Time was another key issue when it came to work-life balance. On placements students often work long hours meaning they don’t have the time to arrange things like doctor’s appointments or house viewings. Universities could help support students in achieving a good work-life balance by:
- Sign posting to relevant student support services.
- Arranging a read week or dedicated time each term to catch up on work and do the required reading.
- Implementing on-site facilities such as banks and doctors to ensure medical students can access these services.
- Considering travel when planning placements, particularly during unsociable hours.
- Educating students on time management as it is a skill they will need to learn and will serve them well in the future.

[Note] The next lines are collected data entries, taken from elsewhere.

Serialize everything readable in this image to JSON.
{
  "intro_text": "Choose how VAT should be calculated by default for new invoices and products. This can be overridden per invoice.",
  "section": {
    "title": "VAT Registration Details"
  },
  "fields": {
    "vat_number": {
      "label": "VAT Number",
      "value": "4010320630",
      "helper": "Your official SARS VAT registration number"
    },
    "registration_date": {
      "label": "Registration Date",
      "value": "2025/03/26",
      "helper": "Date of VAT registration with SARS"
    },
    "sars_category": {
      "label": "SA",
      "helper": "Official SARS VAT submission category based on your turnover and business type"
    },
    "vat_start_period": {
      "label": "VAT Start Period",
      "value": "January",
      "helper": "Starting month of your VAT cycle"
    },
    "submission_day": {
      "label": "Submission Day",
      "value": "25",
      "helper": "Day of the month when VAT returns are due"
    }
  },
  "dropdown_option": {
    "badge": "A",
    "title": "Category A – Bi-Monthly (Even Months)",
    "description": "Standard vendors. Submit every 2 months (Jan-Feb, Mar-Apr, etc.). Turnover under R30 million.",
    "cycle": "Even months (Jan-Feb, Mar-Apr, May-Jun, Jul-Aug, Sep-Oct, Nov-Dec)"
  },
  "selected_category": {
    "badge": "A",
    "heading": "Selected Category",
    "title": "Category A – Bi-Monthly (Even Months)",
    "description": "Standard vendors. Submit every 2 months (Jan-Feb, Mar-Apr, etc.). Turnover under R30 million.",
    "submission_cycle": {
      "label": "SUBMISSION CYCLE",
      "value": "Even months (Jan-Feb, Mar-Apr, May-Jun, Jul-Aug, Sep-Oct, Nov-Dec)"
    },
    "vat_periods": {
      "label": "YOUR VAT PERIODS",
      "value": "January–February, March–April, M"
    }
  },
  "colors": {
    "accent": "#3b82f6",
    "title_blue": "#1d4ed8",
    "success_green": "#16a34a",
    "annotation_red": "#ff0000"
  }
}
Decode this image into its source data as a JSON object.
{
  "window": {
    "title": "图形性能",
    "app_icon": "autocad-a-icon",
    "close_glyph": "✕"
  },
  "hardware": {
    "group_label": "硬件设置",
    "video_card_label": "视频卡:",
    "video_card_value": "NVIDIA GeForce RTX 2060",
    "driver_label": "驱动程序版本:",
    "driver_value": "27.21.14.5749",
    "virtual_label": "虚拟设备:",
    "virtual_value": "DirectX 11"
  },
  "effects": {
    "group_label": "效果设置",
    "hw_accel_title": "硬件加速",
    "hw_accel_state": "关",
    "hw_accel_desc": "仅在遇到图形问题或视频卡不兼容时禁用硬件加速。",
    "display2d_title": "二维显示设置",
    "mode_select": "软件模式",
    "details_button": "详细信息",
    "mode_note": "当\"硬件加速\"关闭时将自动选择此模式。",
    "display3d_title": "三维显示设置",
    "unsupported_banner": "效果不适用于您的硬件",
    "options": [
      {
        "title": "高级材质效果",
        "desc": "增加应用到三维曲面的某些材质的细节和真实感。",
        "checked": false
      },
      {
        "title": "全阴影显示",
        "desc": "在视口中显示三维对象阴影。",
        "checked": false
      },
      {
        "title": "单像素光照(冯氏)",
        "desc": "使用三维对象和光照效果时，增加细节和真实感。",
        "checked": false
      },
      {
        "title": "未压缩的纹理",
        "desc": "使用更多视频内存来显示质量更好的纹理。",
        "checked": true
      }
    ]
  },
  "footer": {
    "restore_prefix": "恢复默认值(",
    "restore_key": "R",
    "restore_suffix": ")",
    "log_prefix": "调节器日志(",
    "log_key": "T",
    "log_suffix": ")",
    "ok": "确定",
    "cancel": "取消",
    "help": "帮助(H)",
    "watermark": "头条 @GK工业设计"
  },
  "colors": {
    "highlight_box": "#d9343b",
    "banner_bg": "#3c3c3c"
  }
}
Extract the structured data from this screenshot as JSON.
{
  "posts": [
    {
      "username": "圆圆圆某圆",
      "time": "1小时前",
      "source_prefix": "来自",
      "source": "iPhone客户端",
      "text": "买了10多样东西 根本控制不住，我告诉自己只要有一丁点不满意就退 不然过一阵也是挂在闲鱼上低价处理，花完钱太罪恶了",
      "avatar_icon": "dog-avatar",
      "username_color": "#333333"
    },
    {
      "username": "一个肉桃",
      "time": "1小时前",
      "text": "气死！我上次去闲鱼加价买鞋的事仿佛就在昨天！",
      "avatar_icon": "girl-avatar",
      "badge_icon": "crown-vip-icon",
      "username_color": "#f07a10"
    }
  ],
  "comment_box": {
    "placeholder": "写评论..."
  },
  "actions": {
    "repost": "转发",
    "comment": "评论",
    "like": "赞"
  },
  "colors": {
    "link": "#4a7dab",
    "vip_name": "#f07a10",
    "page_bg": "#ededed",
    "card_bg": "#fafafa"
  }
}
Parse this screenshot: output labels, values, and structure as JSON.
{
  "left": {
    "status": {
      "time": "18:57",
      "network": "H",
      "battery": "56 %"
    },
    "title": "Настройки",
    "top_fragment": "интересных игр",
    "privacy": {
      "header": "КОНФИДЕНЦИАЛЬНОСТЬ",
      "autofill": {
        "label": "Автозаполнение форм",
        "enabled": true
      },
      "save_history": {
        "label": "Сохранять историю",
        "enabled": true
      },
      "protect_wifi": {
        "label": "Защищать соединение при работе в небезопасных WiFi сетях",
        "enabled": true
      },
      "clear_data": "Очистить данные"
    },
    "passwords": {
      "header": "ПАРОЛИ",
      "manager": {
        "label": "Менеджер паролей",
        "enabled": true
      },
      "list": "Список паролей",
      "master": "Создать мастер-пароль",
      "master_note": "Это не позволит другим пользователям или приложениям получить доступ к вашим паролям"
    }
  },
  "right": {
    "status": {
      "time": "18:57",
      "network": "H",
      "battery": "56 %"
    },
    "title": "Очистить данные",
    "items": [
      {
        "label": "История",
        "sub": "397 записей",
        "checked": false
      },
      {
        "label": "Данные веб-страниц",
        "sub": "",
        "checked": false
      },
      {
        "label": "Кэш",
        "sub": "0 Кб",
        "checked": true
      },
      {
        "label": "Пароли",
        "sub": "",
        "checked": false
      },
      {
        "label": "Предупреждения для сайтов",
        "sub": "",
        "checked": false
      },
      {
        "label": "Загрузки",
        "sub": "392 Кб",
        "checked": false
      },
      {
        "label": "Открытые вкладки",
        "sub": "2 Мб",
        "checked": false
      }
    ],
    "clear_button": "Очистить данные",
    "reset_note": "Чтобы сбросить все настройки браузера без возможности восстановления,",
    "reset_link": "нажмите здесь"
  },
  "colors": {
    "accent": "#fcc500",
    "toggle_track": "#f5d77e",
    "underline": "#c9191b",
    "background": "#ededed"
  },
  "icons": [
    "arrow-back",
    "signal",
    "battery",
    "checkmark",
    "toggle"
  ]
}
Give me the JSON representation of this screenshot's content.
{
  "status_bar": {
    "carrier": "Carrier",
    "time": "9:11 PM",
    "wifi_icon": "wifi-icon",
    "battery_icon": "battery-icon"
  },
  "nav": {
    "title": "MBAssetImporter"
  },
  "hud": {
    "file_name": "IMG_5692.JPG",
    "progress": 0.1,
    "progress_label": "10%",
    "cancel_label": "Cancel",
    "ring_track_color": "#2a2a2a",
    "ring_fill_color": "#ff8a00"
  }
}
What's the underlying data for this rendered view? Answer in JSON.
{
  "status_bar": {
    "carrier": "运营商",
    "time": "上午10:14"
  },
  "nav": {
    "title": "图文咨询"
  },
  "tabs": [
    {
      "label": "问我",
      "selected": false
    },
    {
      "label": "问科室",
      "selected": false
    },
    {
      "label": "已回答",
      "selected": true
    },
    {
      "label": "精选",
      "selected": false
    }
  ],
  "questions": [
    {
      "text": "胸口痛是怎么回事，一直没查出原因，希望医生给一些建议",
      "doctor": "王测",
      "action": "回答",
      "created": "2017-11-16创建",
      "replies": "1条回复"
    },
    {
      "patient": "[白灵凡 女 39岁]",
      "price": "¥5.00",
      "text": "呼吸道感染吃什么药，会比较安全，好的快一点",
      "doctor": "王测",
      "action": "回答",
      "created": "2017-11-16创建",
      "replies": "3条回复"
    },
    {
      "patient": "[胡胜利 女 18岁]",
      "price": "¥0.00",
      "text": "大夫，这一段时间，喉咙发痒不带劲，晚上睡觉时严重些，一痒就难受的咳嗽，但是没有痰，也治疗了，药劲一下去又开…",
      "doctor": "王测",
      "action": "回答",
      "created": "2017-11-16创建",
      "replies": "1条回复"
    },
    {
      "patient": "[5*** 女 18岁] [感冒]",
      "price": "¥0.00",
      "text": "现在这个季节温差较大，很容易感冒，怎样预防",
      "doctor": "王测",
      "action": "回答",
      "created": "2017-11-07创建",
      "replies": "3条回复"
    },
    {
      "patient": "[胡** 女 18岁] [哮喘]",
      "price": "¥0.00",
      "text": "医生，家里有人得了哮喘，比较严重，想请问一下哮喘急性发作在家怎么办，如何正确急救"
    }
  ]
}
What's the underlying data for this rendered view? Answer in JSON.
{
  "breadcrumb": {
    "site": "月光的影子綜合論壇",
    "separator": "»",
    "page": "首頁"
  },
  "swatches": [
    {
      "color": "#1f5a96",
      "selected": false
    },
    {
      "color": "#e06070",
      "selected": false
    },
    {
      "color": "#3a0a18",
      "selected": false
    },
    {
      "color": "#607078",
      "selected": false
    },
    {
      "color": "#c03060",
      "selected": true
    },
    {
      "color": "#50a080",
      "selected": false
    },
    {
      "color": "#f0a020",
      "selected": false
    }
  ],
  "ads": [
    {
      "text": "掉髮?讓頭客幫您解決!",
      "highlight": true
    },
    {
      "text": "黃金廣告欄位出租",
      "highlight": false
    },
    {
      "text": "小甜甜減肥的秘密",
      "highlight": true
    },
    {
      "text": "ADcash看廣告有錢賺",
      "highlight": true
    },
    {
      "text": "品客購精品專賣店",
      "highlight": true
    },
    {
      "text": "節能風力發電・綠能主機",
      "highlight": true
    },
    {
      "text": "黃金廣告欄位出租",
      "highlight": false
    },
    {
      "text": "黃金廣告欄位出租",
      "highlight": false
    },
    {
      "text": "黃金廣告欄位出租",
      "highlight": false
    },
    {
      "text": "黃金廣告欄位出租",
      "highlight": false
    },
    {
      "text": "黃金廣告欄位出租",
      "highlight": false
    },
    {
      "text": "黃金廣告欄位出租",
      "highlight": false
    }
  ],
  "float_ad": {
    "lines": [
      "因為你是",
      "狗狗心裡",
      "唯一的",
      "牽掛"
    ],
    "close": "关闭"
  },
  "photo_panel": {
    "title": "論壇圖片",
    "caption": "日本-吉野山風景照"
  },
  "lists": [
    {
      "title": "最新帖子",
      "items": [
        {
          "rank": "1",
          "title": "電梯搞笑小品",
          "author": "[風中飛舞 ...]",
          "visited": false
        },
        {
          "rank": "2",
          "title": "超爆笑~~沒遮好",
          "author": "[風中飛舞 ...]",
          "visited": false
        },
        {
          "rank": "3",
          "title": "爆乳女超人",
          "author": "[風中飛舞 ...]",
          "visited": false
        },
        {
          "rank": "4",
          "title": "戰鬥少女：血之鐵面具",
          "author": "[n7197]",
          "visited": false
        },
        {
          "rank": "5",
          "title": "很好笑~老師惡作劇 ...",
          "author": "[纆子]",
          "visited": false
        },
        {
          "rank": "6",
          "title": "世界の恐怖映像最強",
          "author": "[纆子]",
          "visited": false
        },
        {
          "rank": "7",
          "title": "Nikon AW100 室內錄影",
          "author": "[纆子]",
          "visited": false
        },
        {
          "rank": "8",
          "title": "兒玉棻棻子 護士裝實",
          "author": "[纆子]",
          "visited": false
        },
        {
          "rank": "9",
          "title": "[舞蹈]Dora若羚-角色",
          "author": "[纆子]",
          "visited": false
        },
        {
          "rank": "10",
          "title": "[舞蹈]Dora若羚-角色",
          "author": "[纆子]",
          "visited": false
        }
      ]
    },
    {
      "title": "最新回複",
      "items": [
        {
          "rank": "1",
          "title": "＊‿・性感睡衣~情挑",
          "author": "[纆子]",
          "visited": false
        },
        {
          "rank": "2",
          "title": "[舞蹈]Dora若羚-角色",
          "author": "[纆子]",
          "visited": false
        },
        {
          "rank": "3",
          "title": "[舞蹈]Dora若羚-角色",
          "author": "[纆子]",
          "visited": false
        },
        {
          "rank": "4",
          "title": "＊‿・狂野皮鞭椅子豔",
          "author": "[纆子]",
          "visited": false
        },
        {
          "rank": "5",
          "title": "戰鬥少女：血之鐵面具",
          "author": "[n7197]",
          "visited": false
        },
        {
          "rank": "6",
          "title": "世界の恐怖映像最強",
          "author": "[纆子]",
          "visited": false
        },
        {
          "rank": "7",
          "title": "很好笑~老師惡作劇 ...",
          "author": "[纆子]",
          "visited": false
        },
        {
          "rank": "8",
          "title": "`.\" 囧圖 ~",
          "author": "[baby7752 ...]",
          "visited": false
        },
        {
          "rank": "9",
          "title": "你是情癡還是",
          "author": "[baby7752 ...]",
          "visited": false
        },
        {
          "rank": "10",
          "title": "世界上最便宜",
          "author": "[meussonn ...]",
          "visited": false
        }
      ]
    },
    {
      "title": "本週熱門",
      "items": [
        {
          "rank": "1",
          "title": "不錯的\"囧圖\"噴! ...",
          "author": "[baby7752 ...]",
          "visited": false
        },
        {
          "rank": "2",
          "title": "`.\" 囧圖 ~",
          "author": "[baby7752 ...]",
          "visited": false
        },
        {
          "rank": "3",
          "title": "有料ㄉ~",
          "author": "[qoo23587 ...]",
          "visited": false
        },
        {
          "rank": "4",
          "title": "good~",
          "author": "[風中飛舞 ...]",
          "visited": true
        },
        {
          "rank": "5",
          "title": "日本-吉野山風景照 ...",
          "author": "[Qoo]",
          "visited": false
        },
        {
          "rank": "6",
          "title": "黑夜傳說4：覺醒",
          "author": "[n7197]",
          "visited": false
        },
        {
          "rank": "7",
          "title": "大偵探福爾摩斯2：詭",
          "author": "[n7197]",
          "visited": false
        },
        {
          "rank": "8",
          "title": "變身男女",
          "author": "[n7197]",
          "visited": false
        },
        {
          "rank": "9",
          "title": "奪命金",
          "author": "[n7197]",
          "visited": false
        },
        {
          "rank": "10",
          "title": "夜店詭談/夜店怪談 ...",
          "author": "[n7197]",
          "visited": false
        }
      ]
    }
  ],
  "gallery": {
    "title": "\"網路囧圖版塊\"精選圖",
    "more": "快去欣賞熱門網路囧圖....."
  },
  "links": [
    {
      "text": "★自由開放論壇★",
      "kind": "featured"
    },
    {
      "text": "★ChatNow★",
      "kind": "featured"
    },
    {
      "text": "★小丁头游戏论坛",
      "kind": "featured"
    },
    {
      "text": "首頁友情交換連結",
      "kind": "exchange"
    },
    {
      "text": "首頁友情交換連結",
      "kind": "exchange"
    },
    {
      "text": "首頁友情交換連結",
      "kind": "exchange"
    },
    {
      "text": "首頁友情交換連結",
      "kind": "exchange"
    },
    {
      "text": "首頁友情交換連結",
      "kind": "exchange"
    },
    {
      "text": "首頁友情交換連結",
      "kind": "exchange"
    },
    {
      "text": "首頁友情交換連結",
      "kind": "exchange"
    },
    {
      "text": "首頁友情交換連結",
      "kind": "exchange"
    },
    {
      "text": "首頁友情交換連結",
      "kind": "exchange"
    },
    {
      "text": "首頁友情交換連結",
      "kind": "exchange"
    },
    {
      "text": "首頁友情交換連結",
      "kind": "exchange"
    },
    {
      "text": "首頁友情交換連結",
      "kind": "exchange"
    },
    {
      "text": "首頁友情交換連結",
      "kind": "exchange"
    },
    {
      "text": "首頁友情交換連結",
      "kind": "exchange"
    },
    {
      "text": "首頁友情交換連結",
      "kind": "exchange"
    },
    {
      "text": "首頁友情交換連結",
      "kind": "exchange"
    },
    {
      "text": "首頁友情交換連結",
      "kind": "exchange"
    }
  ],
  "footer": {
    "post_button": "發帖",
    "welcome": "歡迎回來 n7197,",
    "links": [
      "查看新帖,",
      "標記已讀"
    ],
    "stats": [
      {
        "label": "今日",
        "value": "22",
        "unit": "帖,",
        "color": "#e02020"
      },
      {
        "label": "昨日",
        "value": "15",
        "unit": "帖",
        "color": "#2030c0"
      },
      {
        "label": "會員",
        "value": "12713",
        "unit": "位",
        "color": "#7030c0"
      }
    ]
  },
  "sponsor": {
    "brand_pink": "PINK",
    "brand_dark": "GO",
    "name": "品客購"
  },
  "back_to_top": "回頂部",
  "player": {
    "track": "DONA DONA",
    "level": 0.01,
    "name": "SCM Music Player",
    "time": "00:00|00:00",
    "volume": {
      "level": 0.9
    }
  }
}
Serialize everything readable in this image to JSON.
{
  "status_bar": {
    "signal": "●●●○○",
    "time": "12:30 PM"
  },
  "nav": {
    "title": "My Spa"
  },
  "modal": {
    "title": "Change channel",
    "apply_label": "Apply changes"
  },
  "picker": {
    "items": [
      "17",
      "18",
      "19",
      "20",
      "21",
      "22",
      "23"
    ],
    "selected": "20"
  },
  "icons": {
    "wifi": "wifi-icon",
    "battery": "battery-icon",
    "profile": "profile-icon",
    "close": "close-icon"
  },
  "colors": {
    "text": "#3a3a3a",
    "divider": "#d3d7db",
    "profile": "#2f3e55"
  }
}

The issue of poor wellbeing amongst the UK’s medical student population is of such a concern that the British Medical Association recently passed a motion calling for more research and improvement on the services available to them. It also asks that mental health awareness and self-care practices are made part of the core of the curriculum and that student health service opening hours should be extended as medical students rarely operate from a 9-to-5 timetable. In the aforementioned report, while mental wellbeing was mentioned frequently – particularly stress and anxiety – a lack of time to spend on physical exercise was also cited. There are plenty of ways universities could support the health of their medical students by:
- Addressing the frequent poor culture surrounding medical student health, particularly their mental wellbeing. This will involve cultural change but an example of a first step is an awareness day. UCL medical students ran a ‘What do you think?’ day aimed at combating stigma and provided information on a range of issues from eating disorders and suicide to classes in yoga and meditation.
- Educating medical students on the importance of looking after their health including nutrition, exercise and adequate sleep.
- Continually work to eradiate stigma when it comes to accessing mental health support. These mental health myth busters aimed at medical students would be a good place to start.
- Providing access to out of hours health services to combat the long hours medical students often work. Liverpool University now has a Psychological Support Service for Student Practitioners, a unique service dedicated to health science students.
- Building good mental health hygiene into the curriculum. St Louis University School of Medicine tackled this through reduced class hours, pass or fail grading systems and sessions on mindfulness.
In this post, we have highlighted two key strategies for growing student numbers at medical schools in the UK. The first focuses on widening participation, an important task for many universities and one that will have ramification on the whole UK population. From improving outreach to creating dedication spaces and rethinking applications, there are many ways UK medical schools can improve access to their courses.
The next issue is the poor mental wellbeing of medical students, which is a pervasive issue across the country. To improve the situation, medical schools need to make student wellbeing a more integral issue and make sure they address the specific issues of their student body.